A former police officer who admitted a leading role in the largest VAT fraud of its kind ever prosecuted has been jailed for 10 years and three months.
Judge Brian Forster called the conspiracy to cheat HMRC out of £365m that Nigel Cranswick directed “unprecedented”.
The hours of work taken to investigate it added up to 25 years.
The 47-year-old ex-South Yorkshire Police officer was a director of Ideas 2 Go, and despite its modest base in a Sheffield business park, he claimed it bought and sold £2.4bn of goods in just eight months from June 2005.
He has since admitted the firm’s trading, largely in mobile phones and computer software, was fictitious, and the aim was to generate paperwork in order to claim back a fortune in VAT from HMRC.
Judge Forster, sitting at Newcastle Crown Court, said: “This case concerned planned dishonesty resulting in the loss to the Revenue in the region of £365m.
“There were purported sales of billions of pounds.
“The prosecution rightly described the case as an unprecedented attack on the Revenue.
“The case has taken 25 man years to investigate.”
Cranswick was recruited by others for his role in the MTIC (missing trader intra-community) fraud. Also known as carousel fraud, it involves importing goods from other European Union states which are then sold through contrived business-to-business transactions.
At a hearing last month Cranswick, of Danby Road, Kiveton, Sheffield, admitted conspiracy to cheat HMRC.

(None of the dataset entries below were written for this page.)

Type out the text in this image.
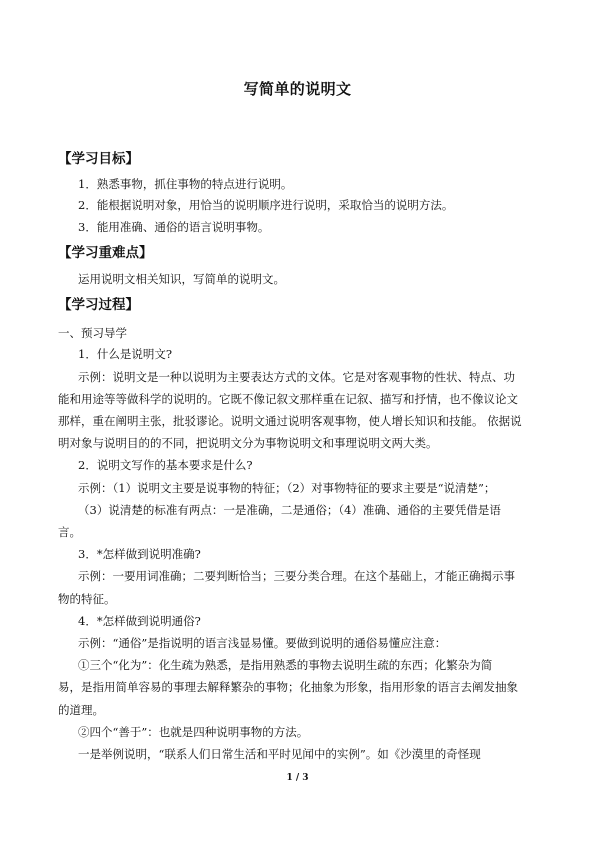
写简单的说明文
【学习目标】
1．熟悉事物，抓住事物的特点进行说明。
2．能根据说明对象，用恰当的说明顺序进行说明，采取恰当的说明方法。
3．能用准确、通俗的语言说明事物。
【学习重难点】
运用说明文相关知识，写简单的说明文。
【学习过程】
一、预习导学
1．什么是说明文?
示例：说明文是一种以说明为主要表达方式的文体。它是对客观事物的性状、特点、功
能和用途等等做科学的说明的。它既不像记叙文那样重在记叙、描写和抒情，也不像议论文
那样，重在阐明主张，批驳谬论。说明文通过说明客观事物，使人增长知识和技能。 依据说
明对象与说明目的的不同，把说明文分为事物说明文和事理说明文两大类。
2．说明文写作的基本要求是什么?
示例：（1）说明文主要是说事物的特征；（2）对事物特征的要求主要是“说清楚”；
（3）说清楚的标准有两点：一是准确，二是通俗；（4）准确、通俗的主要凭借是语
言。
3．*怎样做到说明准确?
示例：一要用词准确；二要判断恰当；三要分类合理。在这个基础上，才能正确揭示事
物的特征。
4．*怎样做到说明通俗?
示例：“通俗”是指说明的语言浅显易懂。要做到说明的通俗易懂应注意：
①三个“化为”：化生疏为熟悉，是指用熟悉的事物去说明生疏的东西；化繁杂为简
易，是指用简单容易的事理去解释繁杂的事物；化抽象为形象，指用形象的语言去阐发抽象
的道理。
②四个“善于”：也就是四种说明事物的方法。
一是举例说明，“联系人们日常生活和平时见闻中的实例”。如《沙漠里的奇怪现
1 / 3
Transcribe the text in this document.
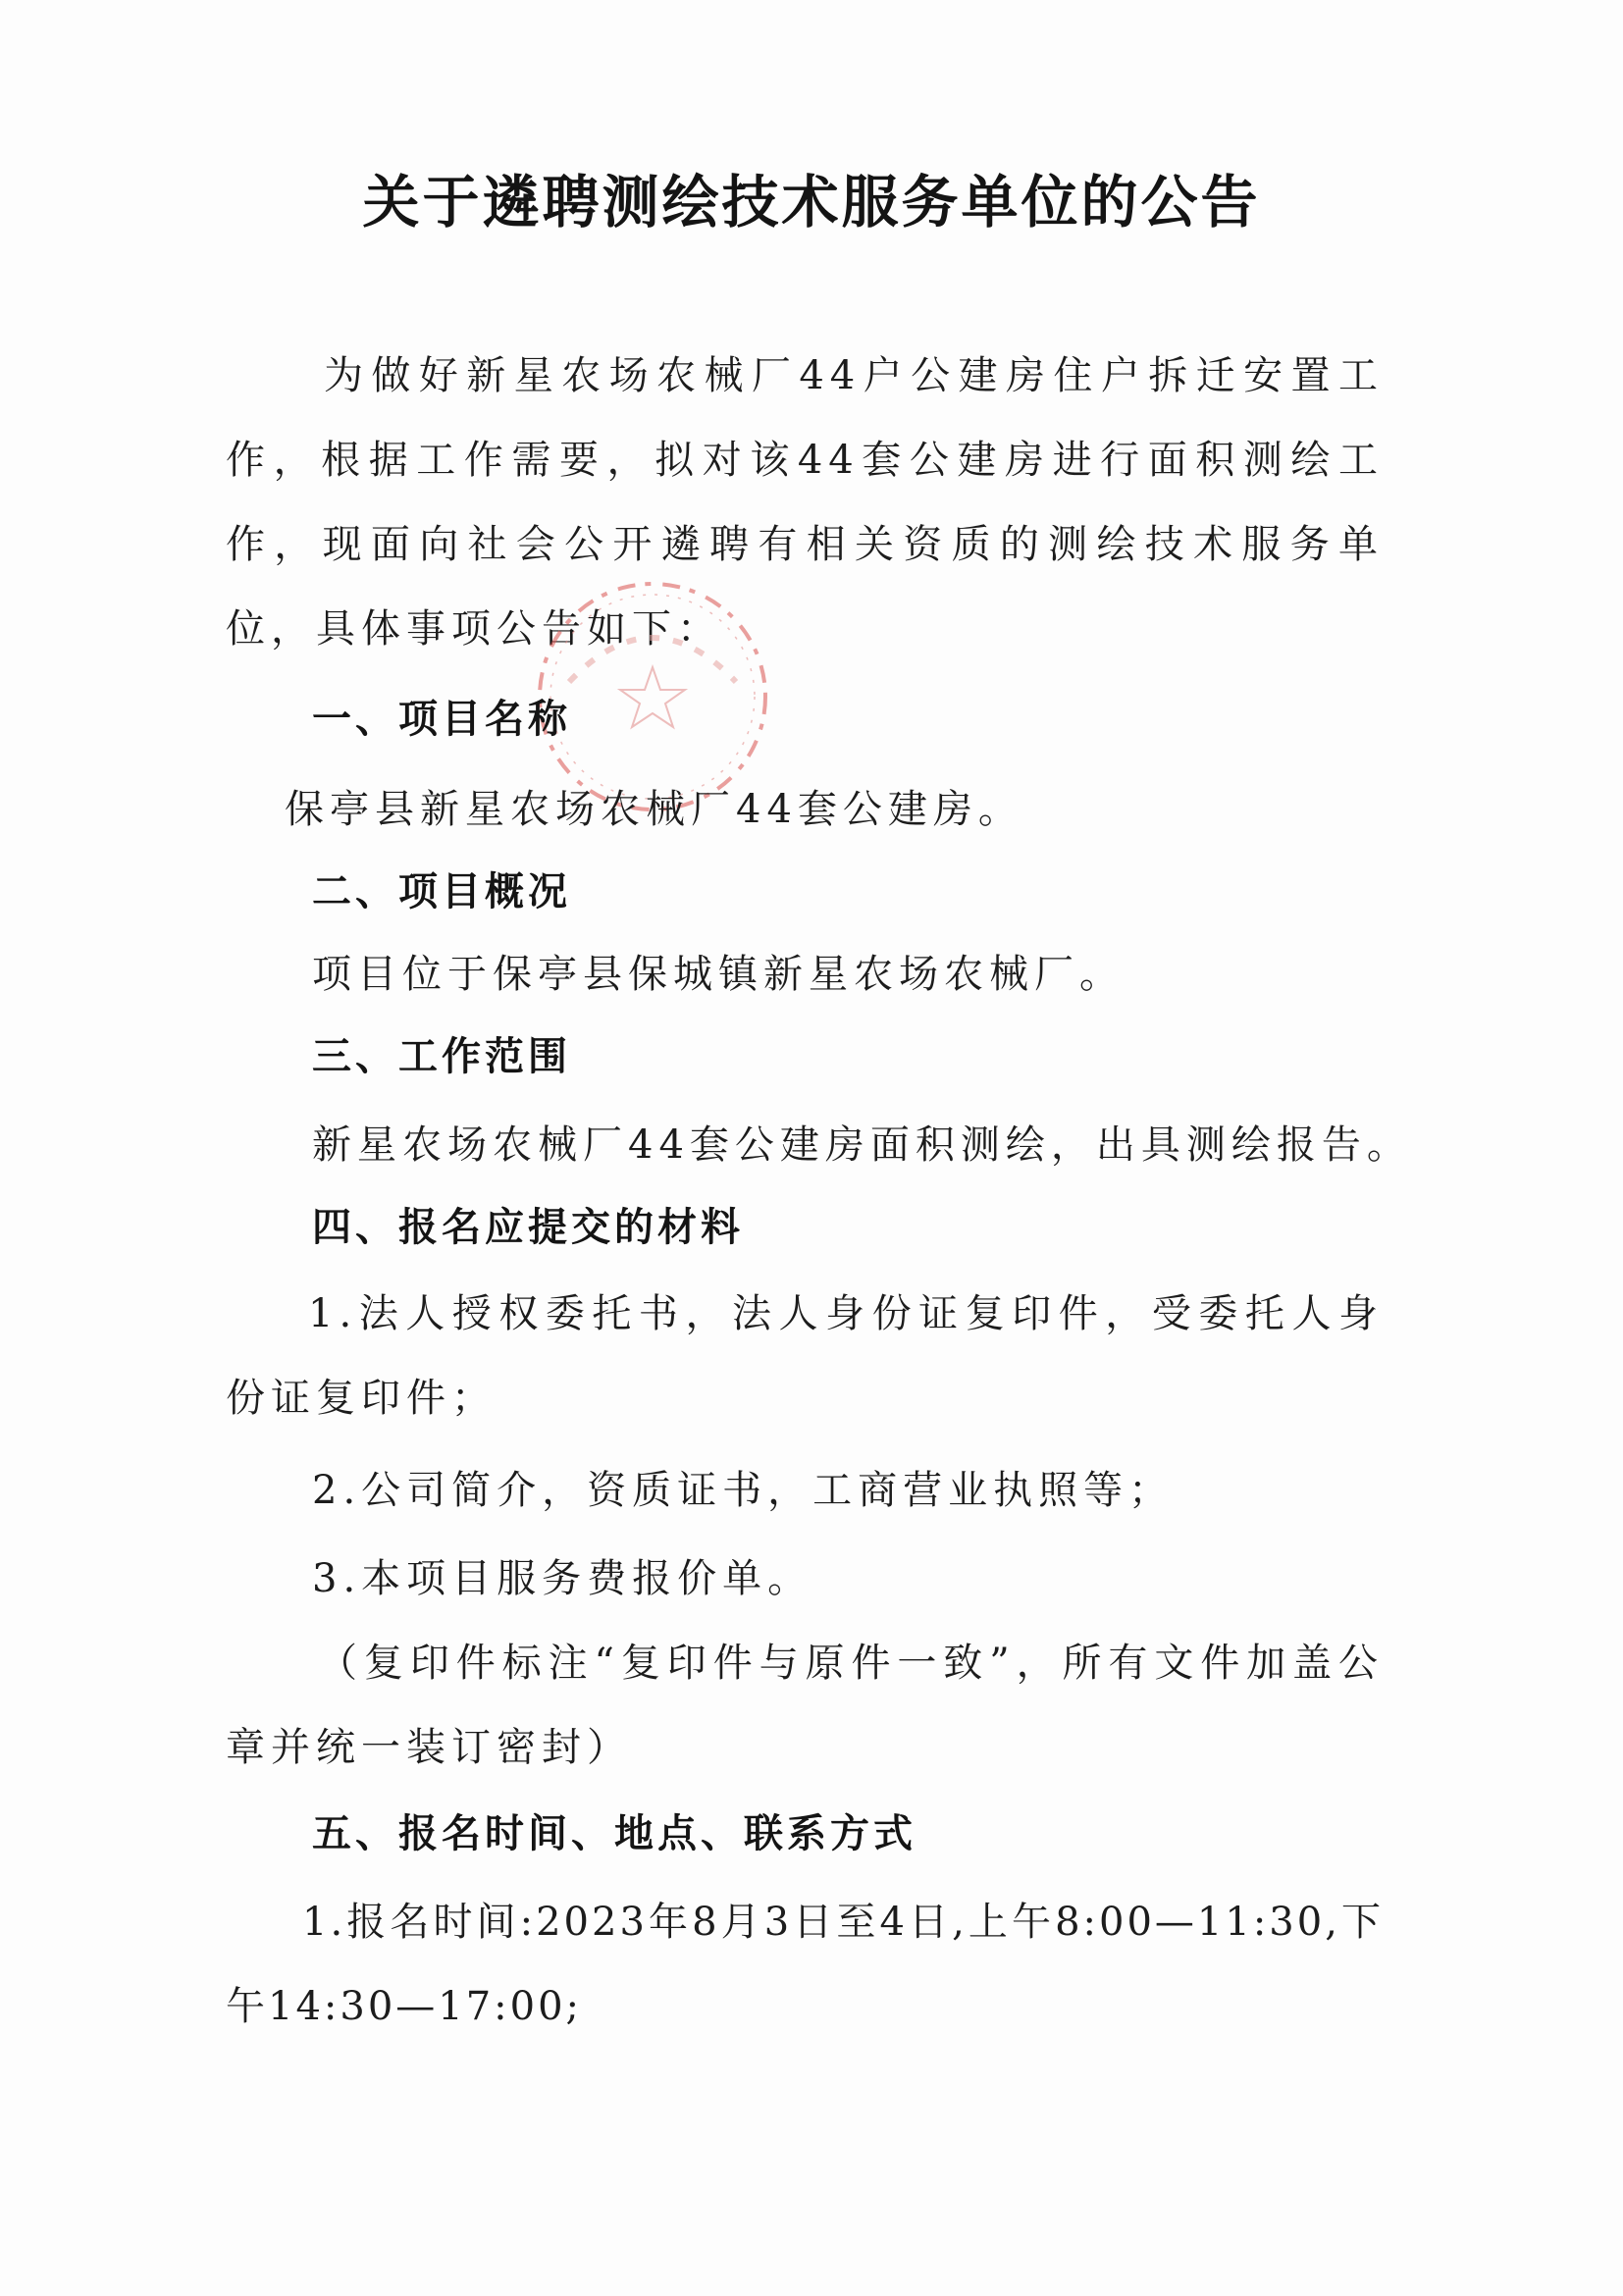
关于遴聘测绘技术服务单位的公告

为做好新星农场农械厂44户公建房住户拆迁安置工作，根据工作需要，拟对该44套公建房进行面积测绘工作，现面向社会公开遴聘有相关资质的测绘技术服务单位，具体事项公告如下：

一、项目名称
保亭县新星农场农械厂44套公建房。
二、项目概况
项目位于保亭县保城镇新星农场农械厂。
三、工作范围
新星农场农械厂44套公建房面积测绘，出具测绘报告。
四、报名应提交的材料

1.法人授权委托书，法人身份证复印件，受委托人身份证复印件；

2.公司简介，资质证书，工商营业执照等；
3.本项目服务费报价单。

（复印件标注“复印件与原件一致”，所有文件加盖公章并统一装订密封）

五、报名时间、地点、联系方式

1.报名时间:2023年8月3日至4日,上午8:00—11:30,下午14:30—17:00;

The judge said the sentencing exercise was to punish the offending and deter others.
“The figures in this case are astonishing, they reveal the blatant nature of the fraud,” he said.
He told Cranswick: “You were immediately before this fraud a serving police officer. Almost unbelievably you retired from the police force and became the organiser of this fraudulent operation.
“You set up the company, you clearly accepted the direction of others – the organisers who are not before this court.”
Outside court, HMRC said Cranswick went “from rags to riches” soon after retiring, having been heavily in debt as a police officer.
A spokeswoman said: “He made lavish improvements to his home, rented a luxury apartment in the Spanish town of Marbella and paid for private schooling and tennis lessons for his children.”
Also sentenced after admitting conspiracy to cheat the Revenue were: Thomas Murphy, 27, of Dinnington, who was jailed for four and a half years; Cranswick’s brother-in-law, Darren Smyth, 42, from Beech Road, Maltby, and Brian Olive, 56, from Buttermere Close, Doncaster, who were sentenced to three years and four months each; and former housing officer Andrew Marsh, 28, from Sheffield, who was jailed for two years and eight months.
Cranswick’s 44-year-old sister, Clare Reid, married to Smyth, was handed a nine-month sentence, suspended for 18 months, and ordered to carry out 150 hours of unpaid work after admitting two counts of false accounting.